First, we like the DMLP’s use of the Creative Commons Attribution-NonCommercial-ShareAlike License. It provides structured, limited support for dissemination and use of the DMLP’s work under a non-exclusive license. Those with commercial purposes must try to negotiate a license with additional rights. If the DMLP doesn’t like what the requestor wants to do or thinks the requestor’s offer is insufficient, it can turn down the request.

We have adopted the same approach. All contributions to the core site or via postings to these forums are available under a Creative Commons Attribution-NonCommercial-ShareAlike 4.0 International License. Contributors retain all other rights, and because the license is non-exclusive, contributors are free to negotiate different licenses with parties who want rights not offered.

This probably seems a bit abstract to most of us right now. It’s hard to think of an example of current site content with commercial appeal. Like most of the new policy provisions, choosing a specific license is just a way of narrowing the scope of unexpected but possible future conflicts. Instead of leaving open the question of whether contributors or ApoE4.Info own site content, we’re saying preemptively that contributors reserve most rights and license ApoE4.Info with just enough rights to do its job operating the website.

The second notable change involves the posting of protected content. It has come to Management’s attention - ahem - that certain papers otherwise found only behind paywalls have been uploaded to the forums. While we sympathize with the indignity of being denied free access to research results that in many cases have been funded publicly, this is not purely an ethical issue. Hosting protected content in the forums exposes ApoE4.Info, Inc. to legal and financial risk.

Going forward, we’re going to comply fully with the Digital Millennium Copyright Act. Please don’t upload papers that are not freely available, and please don’t link directly to them on Sci-Hub or any other infringing repositories. Note that under fair use doctrine those of us who obtain personal access to a paper can share incisive excerpts for discussion purposes.

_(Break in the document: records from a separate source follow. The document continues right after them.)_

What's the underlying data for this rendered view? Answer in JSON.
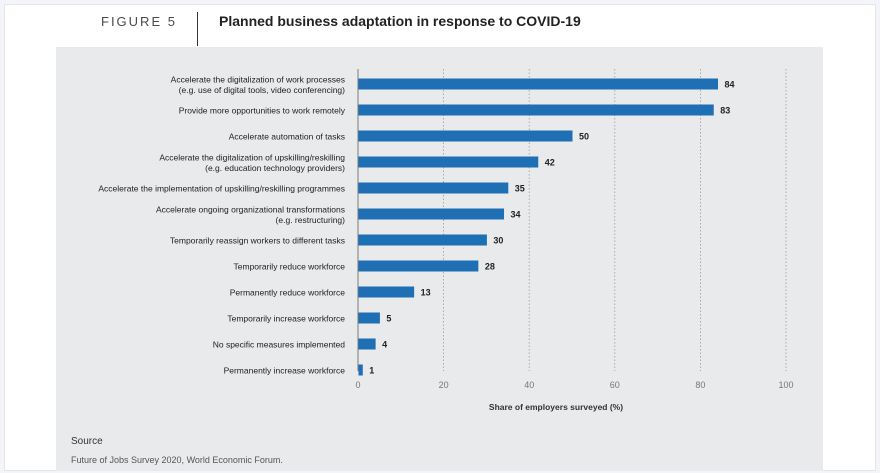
{
  "figure": {
    "label": "FIGURE 5",
    "title": "Planned business adaptation in response to COVID-19"
  },
  "source": {
    "label": "Source",
    "text": "Future of Jobs Survey 2020, World Economic Forum."
  },
  "colors": {
    "bar": "#1f6fb5",
    "panel": "#e9eaeb",
    "grid": "#9a9a9a"
  },
  "chart_data": {
    "type": "bar",
    "orientation": "horizontal",
    "categories": [
      "Accelerate the digitalization of work processes\n(e.g. use of digital tools, video conferencing)",
      "Provide more opportunities to work remotely",
      "Accelerate automation of tasks",
      "Accelerate the digitalization of upskilling/reskilling\n(e.g. education technology providers)",
      "Accelerate the implementation of upskilling/reskilling programmes",
      "Accelerate ongoing organizational transformations\n(e.g. restructuring)",
      "Temporarily reassign workers to different tasks",
      "Temporarily reduce workforce",
      "Permanently reduce workforce",
      "Temporarily increase workforce",
      "No specific measures implemented",
      "Permanently increase workforce"
    ],
    "values": [
      84,
      83,
      50,
      42,
      35,
      34,
      30,
      28,
      13,
      5,
      4,
      1
    ],
    "xlabel": "Share of employers surveyed (%)",
    "ylabel": "",
    "xlim": [
      0,
      100
    ],
    "xticks": [
      0,
      20,
      40,
      60,
      80,
      100
    ],
    "grid": "vertical dotted",
    "data_labels": true
  }
}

The Moderation Team will edit posts as necessary to remove infringing content and replace it with a generic suggestion that members in jurisdictions for which access to Sci-Hub is legal search for the paper there. We can link to the sci-hub.bz landing page - we just can’t link directly to protected content.

These are the policies:

Terms of Use - this is the main laundry list of provisions and protections. We suggest that everyone read this semi-carefully.
Community Guidelines - this is similar to our previous Community Guidelines, but the legalistic aspects have been removed as they are covered in the Terms of Use. As before, this is crucial information for all community members.
Privacy Notice - we have this because the DMLP says, “... a privacy policy will help you avoid liability under a complex array of state and federal laws dealing with users' private information.” Boring - feel free to skip.